During the 1900s, Rainbow cookies were created in Italian immigrant communities in the United States to commemorate their home nation. Because of the resemblance to the Italian flag, the cookies are also referred to as "tricolore." An almond-based sponge cake, raspberry and apricot jam, and a chocolate coating are used to create the cookie's brightly-colored layers. Different names have been applied to the cookie over the years, including Napoleon, Venetian, tricolor, or seven-layer cookie or cake.
Jewish refugees from Eastern Europe migrated to New York at the turn of the 20th century, where they resided in areas with other immigrants, such as the Italians. As a result, Jewish Americans became interested in rainbow cookies and altered them to fit their own dietary needs, substituting margarine for the original butter. We went one step further using Italian extra virgin olive oil to keep it dairy free, but with a healthier twist that seemed perfect for these Jewish Italian cookies. They are also credited with the change to a rainbow design that we see today, which changed the white layer to yellow. Sometimes you can find them in blue and white for Hanukkah celebrations.
- Cook Time
- Prep Time
- 36 cookiesServings
- 3 cups all-purpose flour
- 1½ teaspoons sea salt
- 1½ cups (12 ounces) packed almond paste, room temperature
- 1½ cups Colavita Extra Virgin Olive Oil
- 1½ cups sugar
- ½ cup milk
- 6 large eggs, yolks and whites separated
- 1½ teaspoons almond extract
- ½ teaspoon each red and green natural food coloring, plus more as needed
- ½ cup apricot preserves
- ½ cup raspberry preserves
- 3 cups dark chocolate chips
1. Preheat oven to 350°F and grease three (3) 9x13-inch baking pans with olive oil. Line baking pans with parchment paper sling, pushing parchment into corners and up sides of pans.
2. Sift flour and salt together in medium bowl. Finely grate almond paste into a separate large bowl. Whisk in olive oil, sugar, milk, egg yolks and almond extract until light in color, about 3 to 5 minutes. Mix in dry ingredients in 3 additions, mixing well between each addition, until just combined.
3. Whisk egg white in large bowl until stiff peaks form, about 1 minute. Fold egg whites into batter until just combined.
4. Spread one-third of the batter evenly into one of the prepared baking pans. Divide remaining batter evenly between 2 medium bowls. Add food coloring to each bowl. Stir gently to combine, adjusting shades as desired.
5. Spread red and green batters evenly into separate prepared baking pans. Bake, rotating baking pans halfway through, until edges are light golden-brown, or until a toothpick inserted into the center comes out clean, about 12 to 15 minutes. Let cool completely on wire rack before removing from baking pan, about 1 hour.
6. Transfer green layer onto a baking sheet. Spread apricot preserves evenly over green layer. Carefully place uncolored layer on top. Spread raspberry preserves evenly over uncolored layer. Top with red layer.
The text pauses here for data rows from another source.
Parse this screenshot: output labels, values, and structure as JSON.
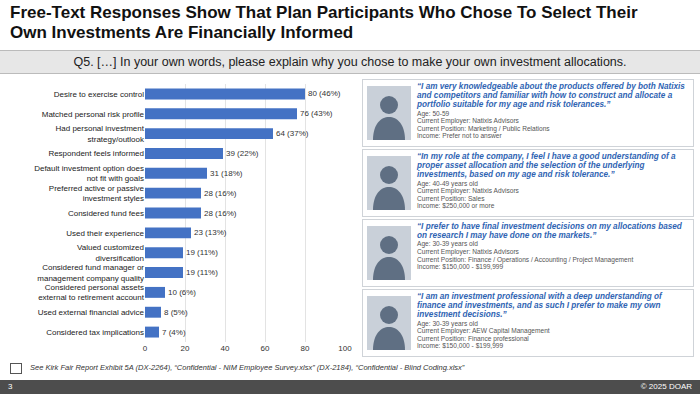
{
  "title": "Free-Text Responses Show That Plan Participants Who Chose To Select Their Own Investments Are Financially Informed",
  "question": "Q5. […] In your own words, please explain why you chose to make your own investment allocations.",
  "chart_data": {
    "type": "bar",
    "orientation": "horizontal",
    "categories": [
      "Desire to exercise control",
      "Matched personal risk profile",
      "Had personal investment strategy/outlook",
      "Respondent feels informed",
      "Default investment option does not fit with goals",
      "Preferred active or passive investment styles",
      "Considered fund fees",
      "Used their experience",
      "Valued customized diversification",
      "Considered fund manager or management company quality",
      "Considered personal assets external to retirement account",
      "Used external financial advice",
      "Considered tax implications"
    ],
    "values": [
      80,
      76,
      64,
      39,
      31,
      28,
      28,
      23,
      19,
      19,
      10,
      8,
      7
    ],
    "value_labels": [
      "80 (46%)",
      "76 (43%)",
      "64 (37%)",
      "39 (22%)",
      "31 (18%)",
      "28 (16%)",
      "28 (16%)",
      "23 (13%)",
      "19 (11%)",
      "19 (11%)",
      "10 (6%)",
      "8 (5%)",
      "7 (4%)"
    ],
    "color": "#4472c4",
    "xlim": [
      0,
      100
    ],
    "xticks": [
      0,
      20,
      40,
      60,
      80,
      100
    ],
    "grid": true,
    "data_labels": true
  },
  "quotes": [
    {
      "quote": "“I am very knowledgeable about the products offered by both Natixis and competitors and familiar with how to construct and allocate a portfolio suitable for my age and risk tolerances.”",
      "details": [
        "Age: 50-59",
        "Current Employer: Natixis Advisors",
        "Current Position: Marketing / Public Relations",
        "Income: Prefer not to answer"
      ]
    },
    {
      "quote": "“In my role at the company, I feel I have a good understanding of a proper asset allocation and the selection of the underlying investments, based on my age and risk tolerance.”",
      "details": [
        "Age: 40-49 years old",
        "Current Employer: Natixis Advisors",
        "Current Position: Sales",
        "Income: $250,000 or more"
      ]
    },
    {
      "quote": "“I prefer to have final investment decisions on my allocations based on research I may have done on the markets.”",
      "details": [
        "Age: 30-39 years old",
        "Current Employer: Natixis Advisors",
        "Current Position: Finance / Operations / Accounting / Project Management",
        "Income: $150,000 - $199,999"
      ]
    },
    {
      "quote": "“I am an investment professional with a deep understanding of finance and investments, and as such I prefer to make my own investment decisions.”",
      "details": [
        "Age: 30-39 years old",
        "Current Employer: AEW Capital Management",
        "Current Position: Finance professional",
        "Income: $150,000 - $199,999"
      ]
    }
  ],
  "footnote": "See Kirk Fair Report Exhibit 5A (DX-2264), “Confidential - NIM Employee Survey.xlsx” (DX-2184), “Confidential - Blind Coding.xlsx”",
  "page": "3",
  "copyright": "© 2025 DOAR"
}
7. Microwave chocolate in small microwave-safe glass bowl on high for 1 minute, stirring every 30 seconds, until melted. Spread half the melted chocolate evenly over the red layer. Refrigerate until chocolate is set, about 15 minutes.
8. Microwave chocolate again on high for 1 minute, stirring every 30 seconds until melted. Flip cake over, chocolate-side-down, and spread the remaining melted chocolate evenly over the green layer. Refrigerate again until chocolate is set, about 15 minutes. Slice into 36 rectangles. Store in an airtight container at room temperature until ready to serve.
Tip: If your almond paste is too hard, simply microwave on high for 30 seconds until softened.